Si 70 % des RH, interrogés dans une étude de Cegos publiée en avril 2026, estiment que ce nouvel outil sera en tête des transformations dans les deux prochaines années, d’autres sujets viendront également modifier les relations managériales : la prise en compte de la santé mentale, l’évolution démographique ou encore la transition écologique.

Un espace d’autonomie managériale

« Chez Engie, l’innovation managériale, c’est avant tout une question d’équilibre : entre la norme et la souplesse, la continuité et le changement, le contrôle et le lâcher-prise. Notre ambition d’être un leader dans la transition énergétique nous oblige à nous transformer en permanence.

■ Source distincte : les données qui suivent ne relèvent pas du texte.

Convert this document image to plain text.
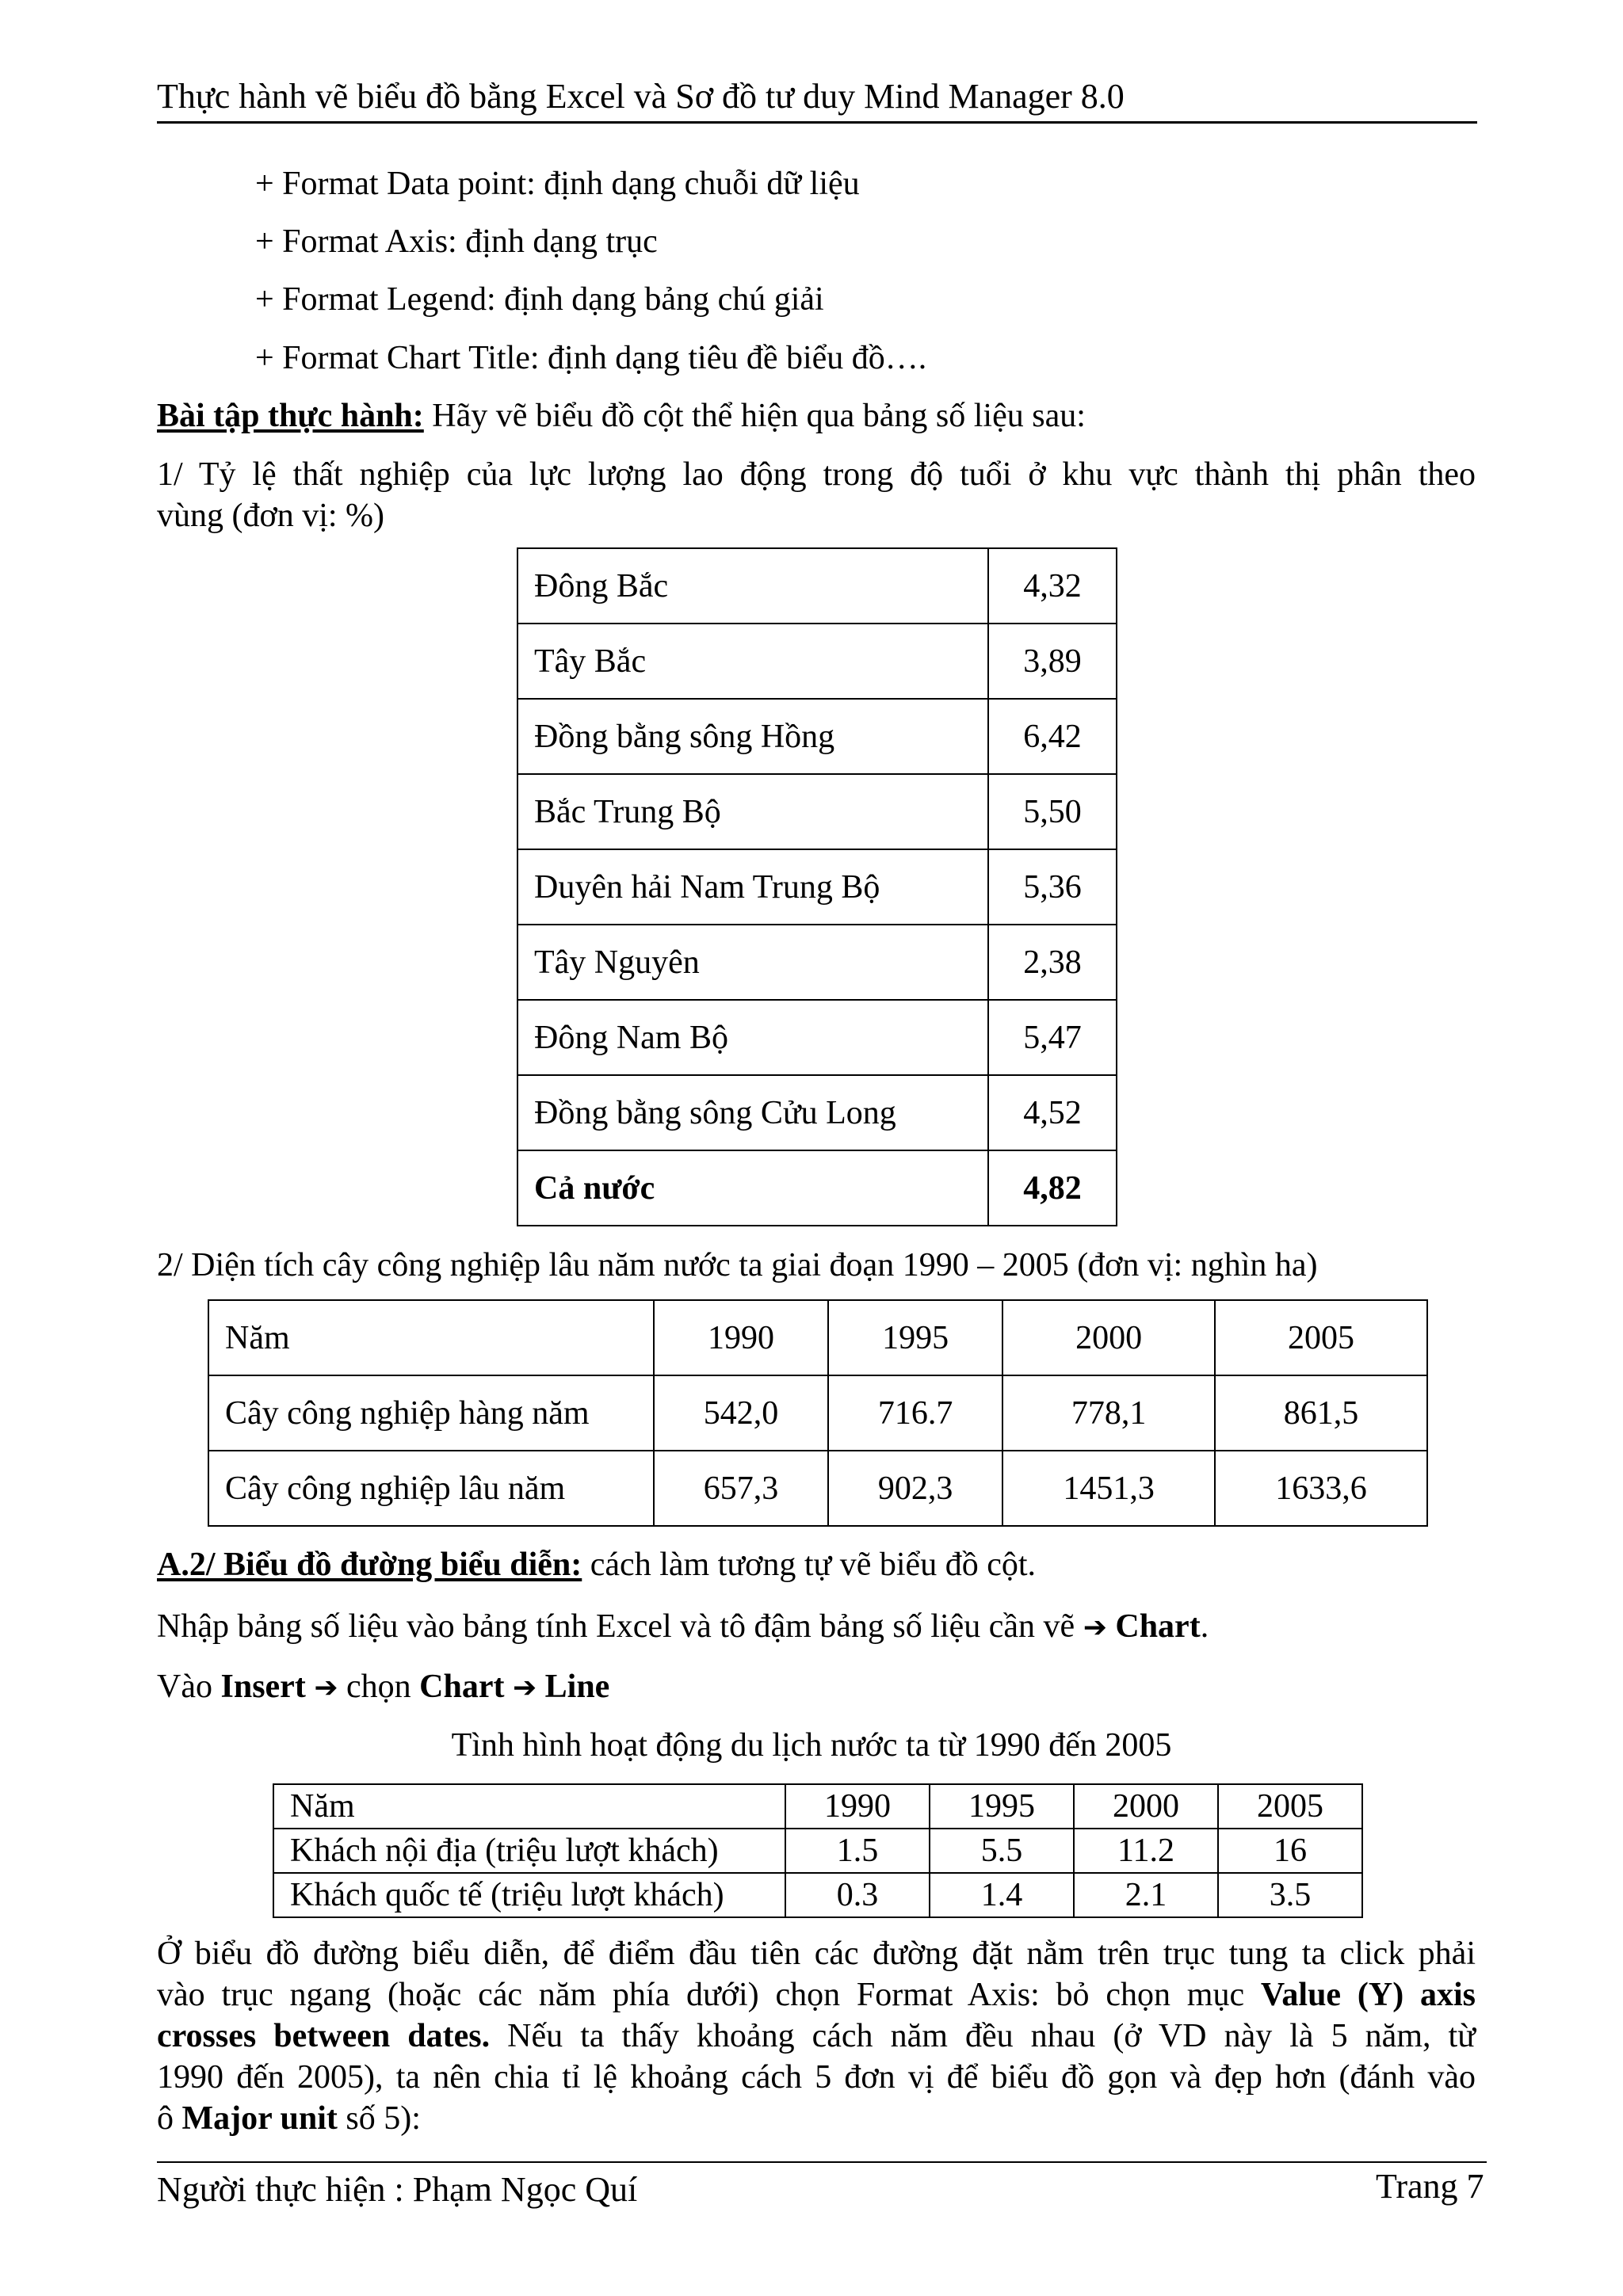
Thực hành vẽ biểu đồ bằng Excel và Sơ đồ tư duy Mind Manager 8.0
+ Format Data point: định dạng chuỗi dữ liệu
+ Format Axis: định dạng trục
+ Format Legend: định dạng bảng chú giải
+ Format Chart Title: định dạng tiêu đề biểu đồ….
Bài tập thực hành: Hãy vẽ biểu đồ cột thể hiện qua bảng số liệu sau:
1/ Tỷ lệ thất nghiệp của lực lượng lao động trong độ tuổi ở khu vực thành thị phân theo
vùng (đơn vị: %)
Đông Bắc	4,32
Tây Bắc	3,89
Đồng bằng sông Hồng	6,42
Bắc Trung Bộ	5,50
Duyên hải Nam Trung Bộ	5,36
Tây Nguyên	2,38
Đông Nam Bộ	5,47
Đồng bằng sông Cửu Long	4,52
Cả nước	4,82
2/ Diện tích cây công nghiệp lâu năm nước ta giai đoạn 1990 – 2005 (đơn vị: nghìn ha)
Năm	1990	1995	2000	2005
Cây công nghiệp hàng năm	542,0	716.7	778,1	861,5
Cây công nghiệp lâu năm	657,3	902,3	1451,3	1633,6
A.2/ Biểu đồ đường biểu diễn: cách làm tương tự vẽ biểu đồ cột.
Nhập bảng số liệu vào bảng tính Excel và tô đậm bảng số liệu cần vẽ ➔ Chart.
Vào Insert ➔ chọn Chart ➔ Line
Tình hình hoạt động du lịch nước ta từ 1990 đến 2005
Năm	1990	1995	2000	2005
Khách nội địa (triệu lượt khách)	1.5	5.5	11.2	16
Khách quốc tế (triệu lượt khách)	0.3	1.4	2.1	3.5
Ở biểu đồ đường biểu diễn, để điểm đầu tiên các đường đặt nằm trên trục tung ta click phải
vào trục ngang (hoặc các năm phía dưới) chọn Format Axis: bỏ chọn mục Value (Y) axis
crosses between dates. Nếu ta thấy khoảng cách năm đều nhau (ở VD này là 5 năm, từ
1990 đến 2005), ta nên chia tỉ lệ khoảng cách 5 đơn vị để biểu đồ gọn và đẹp hơn (đánh vào
ô Major unit số 5):
Người thực hiện : Phạm Ngọc Quí	Trang 7
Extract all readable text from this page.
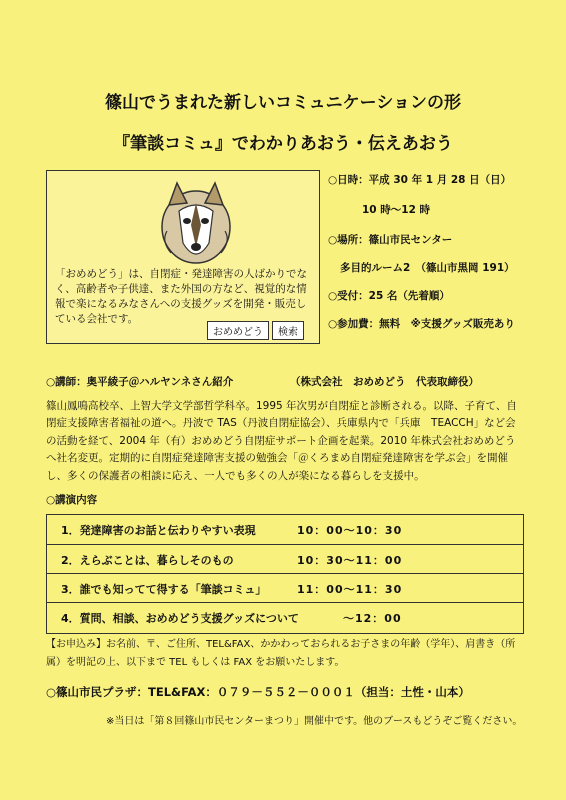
篠山でうまれた新しいコミュニケーションの形
『筆談コミュ』でわかりあおう・伝えあおう
「おめめどう」は、自閉症・発達障害の人ばかりでなく、高齢者や子供達、また外国の方など、視覚的な情報で楽になるみなさんへの支援グッズを開発・販売している会社です。
おめめどう	検索
○日時：平成 30 年 1 月 28 日（日）
10 時～12 時
○場所：篠山市民センター
多目的ルーム2　（篠山市黒岡 191）
○受付：25 名（先着順）
○参加費：無料　※支援グッズ販売あり
○講師：奥平綾子＠ハルヤンネさん紹介	（株式会社　おめめどう　代表取締役）
篠山鳳鳴高校卒、上智大学文学部哲学科卒。1995 年次男が自閉症と診断される。以降、子育て、自閉症支援障害者福祉の道へ。丹波で TAS（丹波自閉症協会）、兵庫県内で「兵庫　TEACCH」など会の活動を経て、2004 年（有）おめめどう自閉症サポート企画を起業。2010 年株式会社おめめどうへ社名変更。定期的に自閉症発達障害支援の勉強会「＠くろまめ自閉症発達障害を学ぶ会」を開催し、多くの保護者の相談に応え、一人でも多くの人が楽になる暮らしを支援中。
○講演内容
1．発達障害のお話と伝わりやすい表現	10：00～10：30
2．えらぶことは、暮らしそのもの	10：30～11：00
3．誰でも知ってて得する「筆談コミュ」	11：00～11：30
4．質問、相談、おめめどう支援グッズについて	～12：00
【お申込み】お名前、〒、ご住所、TEL&FAX、かかわっておられるお子さまの年齢（学年）、肩書き（所属）を明記の上、以下まで TEL もしくは FAX をお願いたします。
○篠山市民プラザ：TEL&FAX：０７９－５５２－０００１（担当：土性・山本）
※当日は「第８回篠山市民センターまつり」開催中です。他のブースもどうぞご覧ください。
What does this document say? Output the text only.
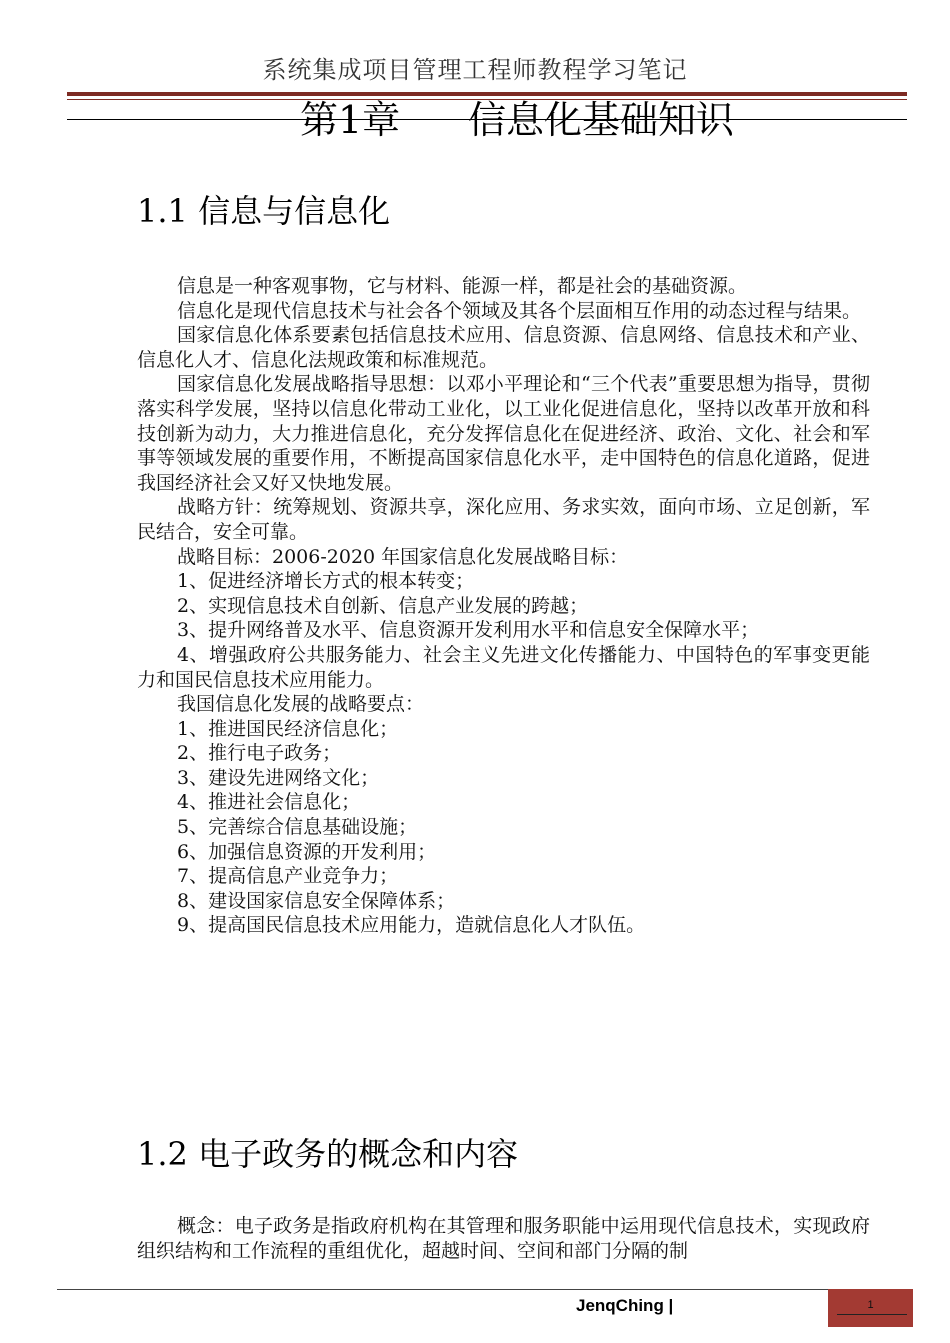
系统集成项目管理工程师教程学习笔记
第1章 信息化基础知识
1.1 信息与信息化

信息是一种客观事物，它与材料、能源一样，都是社会的基础资源。

信息化是现代信息技术与社会各个领域及其各个层面相互作用的动态过程与结果。

国家信息化体系要素包括信息技术应用、信息资源、信息网络、信息技术和产业、信息化人才、信息化法规政策和标准规范。

国家信息化发展战略指导思想：以邓小平理论和“三个代表”重要思想为指导，贯彻落实科学发展，坚持以信息化带动工业化，以工业化促进信息化，坚持以改革开放和科技创新为动力，大力推进信息化，充分发挥信息化在促进经济、政治、文化、社会和军事等领域发展的重要作用，不断提高国家信息化水平，走中国特色的信息化道路，促进我国经济社会又好又快地发展。

战略方针：统筹规划、资源共享，深化应用、务求实效，面向市场、立足创新，军民结合，安全可靠。

战略目标：2006-2020 年国家信息化发展战略目标：

1、促进经济增长方式的根本转变；

2、实现信息技术自创新、信息产业发展的跨越；

3、提升网络普及水平、信息资源开发利用水平和信息安全保障水平；

4、增强政府公共服务能力、社会主义先进文化传播能力、中国特色的军事变更能力和国民信息技术应用能力。

我国信息化发展的战略要点：

1、推进国民经济信息化；

2、推行电子政务；

3、建设先进网络文化；

4、推进社会信息化；

5、完善综合信息基础设施；

6、加强信息资源的开发利用；

7、提高信息产业竞争力；

8、建设国家信息安全保障体系；

9、提高国民信息技术应用能力，造就信息化人才队伍。

1.2 电子政务的概念和内容

概念：电子政务是指政府机构在其管理和服务职能中运用现代信息技术，实现政府组织结构和工作流程的重组优化，超越时间、空间和部门分隔的制

JenqChing |	1
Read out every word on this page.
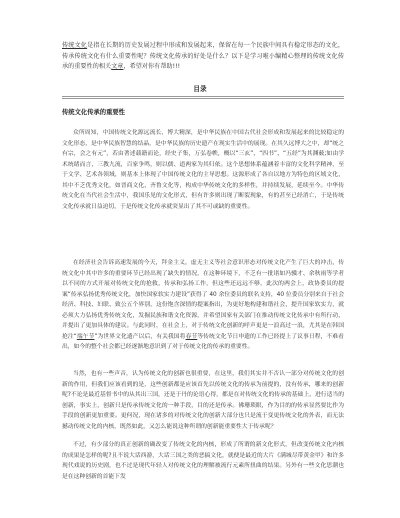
传统文化是指在长期的历史发展过程中形成和发展起来，保留在每一个民族中间具有稳定形态的文化，传承传统文化有什么重要性呢？传统文化传承的好处是什么？以下是学习啦小编精心整理的传统文化传承的重要性的相关文章，希望对你有帮助!!!
目录
传统文化传承的重要性
众所周知，中国传统文化源远流长，博大精深，是中华民族在中国古代社会形成和发展起来的比较稳定的文化形态，是中华民族智慧的结晶，是中华民族的历史遗产在现实生活中的展现。在其久远博大之中，却“统之有宗，会之有元”，若由著述载籍而论，经史子集，万弘卷帙，概以“三玄”、“四书”、“五经”为其渊薮;如由学术统绪而言，三教九流，百家争鸣，则以儒、道两家为其归依。这个思想体系蕴涵着丰富的文化科学精神，至于文学、艺术各领域，则基本上体现了中国传统文化的主导思想。这源形成了各自以地方为特色的区域文化，其中不乏优秀文化，如晋商文化、齐鲁文化等，构成中华传统文化的多样性，并持续发展，延续至今。中华传统文化在当代社会生活中，我国乐见的文化形式，但有许多则出现了断裂现象，有的甚至已经消亡，于是传统文化传承就日益迫切，于是传统文化传承就突显出了其不可或缺的重要性。
在经济社会告诉高速发展的今天，拜金主义，虚无主义等社会意识形态对传统文化产生了巨大的冲击，传统文化中其中许多的重要环节已经出现了缺失的情况，在这种环境下，不乏有一批诸如冯骥才、余秋雨等学者以不同的方式开展对传统文化的抢救，传承和弘扬工作，但这些还远远不够，此次的两会上，政协委员的提案“传承弘扬优秀传统文化，加快国家软实力建设”获得了 40 余位委员的联名支持，40 位委员分别来自于社会经济、科技、妇联、致公五个界别，这份饱含深情的提案指出，为更好地构建和谐社会，提升国家软实力，就必须大力弘扬优秀传统文化，发掘民族和谐文化资源，并希望国家有关部门在推动传统文化传承中有所行动，并提出了更加具体的建议。与此同时，在社会上，对于传统文化创新的呼声更是一浪高过一浪，尤其是在韩国抢注“端午节”为世界文化遗产以后，有关我国将春节等传统文化节日申遗的工作已经提上了议事日程，不难看出，如今的整个社会都已经逐渐地意识到了对于传统文化的传承的重要性。
当然，也有一些声音，认为传统文化的创新也很重要，在这里，我们其实并不否认一部分对传统文化的创新的作用，但我们应该看到的是，这些创新都是应该首先以传统文化的传承为前提的，没有传承，哪来的创新呢?不论是最近基督书中的从其出三国，还是于丹的论语心得，都是在对传统文化的传承的基础上，进行适当的创新，事实上，创新只是传承传统文化的一种手段，目的还是传承。佛珊琐眼，作为目的的传承显然要比作为手段的创新更加重要。更何况，现在诸多的对传统文化的创新大部分也只是流于变更传统文化的外表，而无法撼动传统文化的内核，既然如此，又怎么能说这种所谓的创新能重要性大于传承呢？
不过，有少部分的真正创新的确改变了传统文化的内核，形成了所谓的新文化形式，但改变传统文化内核的成果是怎样的呢?且不说大话西游，大话三国之类的恶搞文化，就便是最近的大片《满城尽带黄金甲》和许多现代戏说的历史剧，也不过是现代年轻人对传统文化的理解被流行元素所扭曲的结果。另外有一些文化思潮也是在这种创新的首能下发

Cela concerne nos projets, nos investissements ainsi que notre manière de travailler. Nous avons d’abord pris le temps d’analyser nos forces et nos faiblesses. Nous avons instauré un cadre commun autour de six “mindsets” qui pose des repères clairs tout en laissant une vraie liberté aux managers.

Cette autonomie est essentielle : elle permet de s’adapter aux contextes locaux, aux contraintes technologiques, à la diversité des métiers et aux personnalités. Chacun doit pouvoir s’approprier ce cadre commun. Tous les niveaux, jusqu’au plus opérationnel, doivent pouvoir percevoir les contours de leurs responsabilités. Le manager doit accepter que ses équipes empruntent un chemin inattendu, dès lors qu’elles atteignent les résultats attendus. C’est un nouvel état d’esprit à adopter.

Pour y arriver, nous accompagnons l’ensemble de nos managers, à travers des programmes spécifiques et des rôles modèles qui incarnent ces principes. Nous avons aussi mis en place des ateliers de travail en équipe, animés par des intervenants extérieurs, afin de réfléchir à la manière de traduire ces principes dans le quotidien des équipes. La démarche est volontairement progressive, fondée sur l’appropriation et l’échange, plutôt que sur une logique descendante.

Chaque année, nous menons une enquête d’engagement auprès de l’ensemble des collaborateurs et enregistrons un taux de participation compris entre 80 et 85 %. Elle inclut des questions sur le management. Les résultats sont partagés avec les managers afin d’identifier ce qui fonctionne et les axes à améliorer. Cette analyse est importante, car les répercussions sont concrètes.

De nouveaux plans d’action en découlent. Pour conclure, nous formons, nous accompagnons, nous mesurons. Chez Engie, le manager ne fait pas le travail à la place de ses équipes : il réunit les conditions d’un succès collectif.”